The bill is big, and with air conditioners and swamp coolers running this time of year, the bill is even higher. Lorraine Silva, a senior accountant with Facilities and Services Operations, says that NMSU's peak months of demand are July, August and September. The June electric bill for the NMSU Las Cruces campus was $325,237. And that's just the electricity we purchase from El Paso Electric. Ouch.

Now that you've been shocked with the cost to power the campus, here is some good news - NMSU has several complex systems in place to not only monitor our energy consumption, but to help reduce it. And, NMSU does create some of its own power, too, and takes advantage of off-peak billing rates for power-intensive operations like chilling the water in the chillers, which is then used to cool the campus.

Pat Chavez runs NMSU's energy management program and is able to handle this highly involved, technical job from a computer in his office, using a system called Tridium Niagara AX, or Niagara, for short.

"My role here at New Mexico State is to manage, monitor and assess the energy consumptions and design and maintain automation control systems to help optimize and save energy," Chavez said. "Primarily, it's much like the way the automotive industry has come along from where you start with a basic carburetor type of setup, where you're trying to advance it to the great computer-controlled technology. That's why we're getting great mileage in cars today. We're trying to do that on the building side of the system. We add sophisticated electronics and communications, so all of that data can migrate to a central system, where we can control it remotely."

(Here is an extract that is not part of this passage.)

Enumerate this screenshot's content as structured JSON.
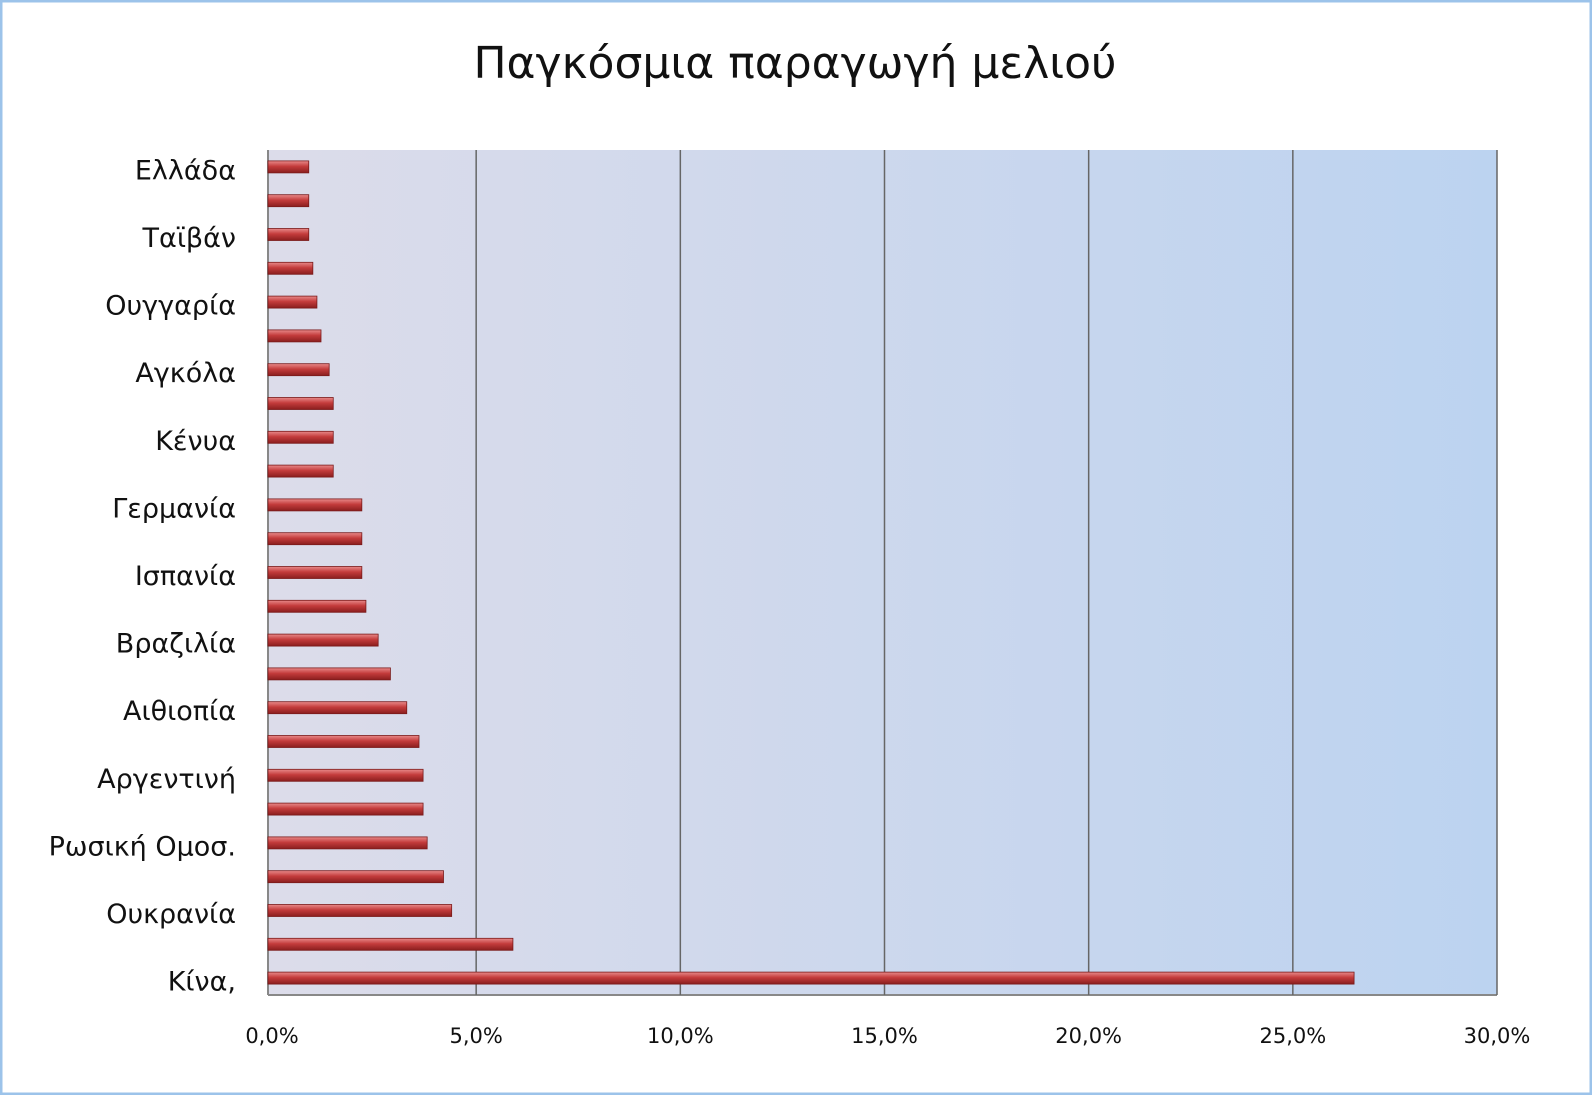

The Niagara system shows everything from the system meters on campus and monthly use totals, to which fans are currently operational in certain buildings. This complex and customized system allows Chavez to monitor and analyze energy use on campus - and to be quickly alerted when something is awry.

Niagara is also helpful for maintenance and troubleshooting, giving the technicians who are dispatched on work orders a better idea of what the problem might be before they every arrive at the work site.

"This is a very empowering tool because we technically have the muscle to force shutdown things if we see something on the end-user side that is not-so-desirable from an energy standpoint, and we can manually turn these things off," Chavez said.

A good example of undesirable use is heating or cooling an empty building on weekends or over the holidays, which is simply a waste of energy and money. Another example is when buildings are cooled below the NMSU campus temperature set point standard of 76 degrees when occupied or 85 degrees when unoccupied. While some facilities are granted exceptions because of unique requirements because of the mission of the facility, the rest of campus is asked each year to adhere to the policy.

However, Chavez does not have control over the temperatures in all buildings on campus, most notably, residence halls and housing units, as those are dwellings, not office, classroom or laboratory space, and the residents control their own temperature set points.

There are approximately 60 buildings on campus with some form of digital controls in place, but 28 of those still that have yet to be retrofitted with controls to the individual room level, allowing more detailed management of those systems through Niagara. Part of Chavez's job is to identify buildings for retrofits, then follow through with the projects as funding becomes available for the work.

"It's all about the energy. It's no secret that, even in the household, you start becoming very aware of the utility bills, the increasing cost and the environmental awareness," Chavez said. "It really is a huge driving factor now, the utilities, and needing the technology to really optimize [efficiency] and just not have a lot of waste."